2.2Les deux types agroforestiers alternatifs
L’arrivée de l’agriculture en Europe et en Amérique du Nord a permis le développement d’un quatrième type agroforestier bien distinct, les systèmes dits « environnementaux ». Nous verrons en détail, dans le module 5, ce qui a motivé le développement de ce type agroforestier. On peut le définir généralement de la façon suivante :
Agroforesterie environnementale : Il s’agit de systèmes qui intègrent les arbres dans les paysages agricoles afin de protéger les sols contre l’érosion par le vent et les cours d’eau contre l’érosion des berges, et (ou) pour conserver la qualité de l’eau.
La distinction entre l’agroforesterie et la foresterie est parfois nuancée. Les débats persistent entre scientifiques et aménagistes en ce qui a trait à la définition d’un système agroforestier. En quoi le système agroforestier se distingue-t-il de la foresterie? Plusieurs producteurs agricoles dans le monde incluent dans leurs pratiques des composantes de l’agroforesterie, mais ils ne les ont pas qualifiées comme étant de l’agroforesterie à son état pur. Par exemple, la production de sirop d’érable et ses dérivés (acériculture) est une pratique courante qui se fait à partir de petits lots forestiers au sein des paysages agricoles de l’est du Canada. Dans ce cas, on exploite les arbres dans le but d’y extraire des produits de valeur ajoutée sans nécessairement viser la production de bois. On pourrait toutefois arguer qu’un tel système ne cherche pas nécessairement à favoriser les interactions entre les cultures, les animaux domestiques et les arbres sur une même portion de territoire. Dans un sens strict, on pourrait conclure qu’il ne s’agit pas d’un « vrai » système agroforestier, voire d’agrisylviculture, de sylvopastoralisme, d’agrisylvopastoralisme et d’agroforesterie environnementale.
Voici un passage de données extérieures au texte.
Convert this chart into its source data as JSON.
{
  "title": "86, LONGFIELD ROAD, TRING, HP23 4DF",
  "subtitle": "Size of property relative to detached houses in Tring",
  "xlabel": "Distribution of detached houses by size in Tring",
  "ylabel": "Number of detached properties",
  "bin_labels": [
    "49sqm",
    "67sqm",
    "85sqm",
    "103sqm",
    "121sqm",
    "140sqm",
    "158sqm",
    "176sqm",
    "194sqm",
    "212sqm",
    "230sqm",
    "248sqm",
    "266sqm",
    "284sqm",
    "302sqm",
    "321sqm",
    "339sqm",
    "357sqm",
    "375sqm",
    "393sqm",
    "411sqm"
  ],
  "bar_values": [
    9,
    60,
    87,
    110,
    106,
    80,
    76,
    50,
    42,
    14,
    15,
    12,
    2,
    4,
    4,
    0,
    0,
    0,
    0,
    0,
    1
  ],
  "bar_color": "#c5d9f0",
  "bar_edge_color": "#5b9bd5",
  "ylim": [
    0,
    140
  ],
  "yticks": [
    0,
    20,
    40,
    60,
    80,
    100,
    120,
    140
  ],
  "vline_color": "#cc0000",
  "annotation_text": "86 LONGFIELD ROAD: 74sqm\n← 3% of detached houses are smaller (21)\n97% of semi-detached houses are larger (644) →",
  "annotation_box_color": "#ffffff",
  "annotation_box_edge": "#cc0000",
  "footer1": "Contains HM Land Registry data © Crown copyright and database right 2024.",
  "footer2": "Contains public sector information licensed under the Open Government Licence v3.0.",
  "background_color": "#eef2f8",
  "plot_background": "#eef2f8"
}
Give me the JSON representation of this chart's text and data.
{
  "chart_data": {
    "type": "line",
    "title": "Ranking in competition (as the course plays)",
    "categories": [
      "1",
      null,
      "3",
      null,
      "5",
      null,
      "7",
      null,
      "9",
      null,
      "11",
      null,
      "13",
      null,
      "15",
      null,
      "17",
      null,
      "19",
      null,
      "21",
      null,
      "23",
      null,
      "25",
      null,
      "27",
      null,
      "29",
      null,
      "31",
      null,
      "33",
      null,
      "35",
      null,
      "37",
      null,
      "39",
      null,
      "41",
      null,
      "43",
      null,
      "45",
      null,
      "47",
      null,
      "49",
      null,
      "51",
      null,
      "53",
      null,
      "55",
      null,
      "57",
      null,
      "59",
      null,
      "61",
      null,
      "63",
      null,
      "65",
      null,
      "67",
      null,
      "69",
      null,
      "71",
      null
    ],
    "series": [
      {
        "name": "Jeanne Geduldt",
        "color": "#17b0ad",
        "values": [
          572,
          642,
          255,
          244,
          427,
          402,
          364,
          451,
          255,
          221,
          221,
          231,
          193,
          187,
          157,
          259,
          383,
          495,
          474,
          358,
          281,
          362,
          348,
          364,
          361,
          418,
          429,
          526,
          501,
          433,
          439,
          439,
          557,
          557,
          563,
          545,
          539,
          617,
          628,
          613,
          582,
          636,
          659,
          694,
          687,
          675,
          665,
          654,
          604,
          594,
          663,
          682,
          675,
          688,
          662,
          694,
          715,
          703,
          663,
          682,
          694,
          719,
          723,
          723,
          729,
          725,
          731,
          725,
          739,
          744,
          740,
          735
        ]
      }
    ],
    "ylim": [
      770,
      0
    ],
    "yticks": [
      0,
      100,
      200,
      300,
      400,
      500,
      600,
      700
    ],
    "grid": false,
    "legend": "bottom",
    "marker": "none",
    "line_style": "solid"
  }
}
On ne pourrait pas non plus conclure que l’acériculture est synonyme d’une foresterie classique parce qu’il n’a pas la production de bois comme objectif primaire. Toutefois, les petits îlots d’érablières sont souvent exploités pour du bois de chauffage, avec les résidus d’élagage ou encore les arbres en dégénérescence.
En somme, il faut reconnaître qu’il y a des zones grises dans les définitions offertes. Il est toutefois possible que la nature de certains systèmes soit multiobjective (ex. sirop d’érable, bois de chauffage et agriculture limitrophe aux îlots forestiers). De ce fait, ce serait une erreur d’appliquer la classification dans un sens strict et d’exclure l’acériculture comme système agroforestier. Dans cette optique, un bon système de classification devrait être plutôt inclusif qu’exclusif. Il est donc proposé de placer dans un autre type agroforestier tous les systèmes qui sont multiobjectifs, mais qui ne tombent pas directement dans l’un des quatre grands types agroforestiers énumérés précédemment. Il s’agit de systèmes tels que l’apiculture en milieu arboré, les lots forestiers multiusages comme l’acériculture, ainsi que les systèmes d’aquaforesterie qui utilisent la litière des arbres comme fourrage pour les poissons. Étant donné son sens assez large, nous les identifierons comme des systèmes dits « multiobjectifs ». On peut y inclure également la sylviculture intensive, voire très intensive, car elle fait souvent partie du plan d’aménagement de plusieurs producteurs agricoles. En effet, on retrouve fréquemment les plantations d’espèces d’arbres ou d’arbustes à croissance rapide sur les terrains des producteurs agricoles, rendant ainsi le système multiobjectif. Notamment, les taillis de saules sur de très courtes rotations sont utilisés afin de produire du combustible (ex. copeaux) et des biocarburants (ex. éthanol). Il faudrait préciser ici que l’agroforesterie peut bénéficier énormément du partage de connaissances (théoriques et pratiques) entre le forestier et le producteur agricole, et que les systèmes multiobjectifs n’y font pas exception.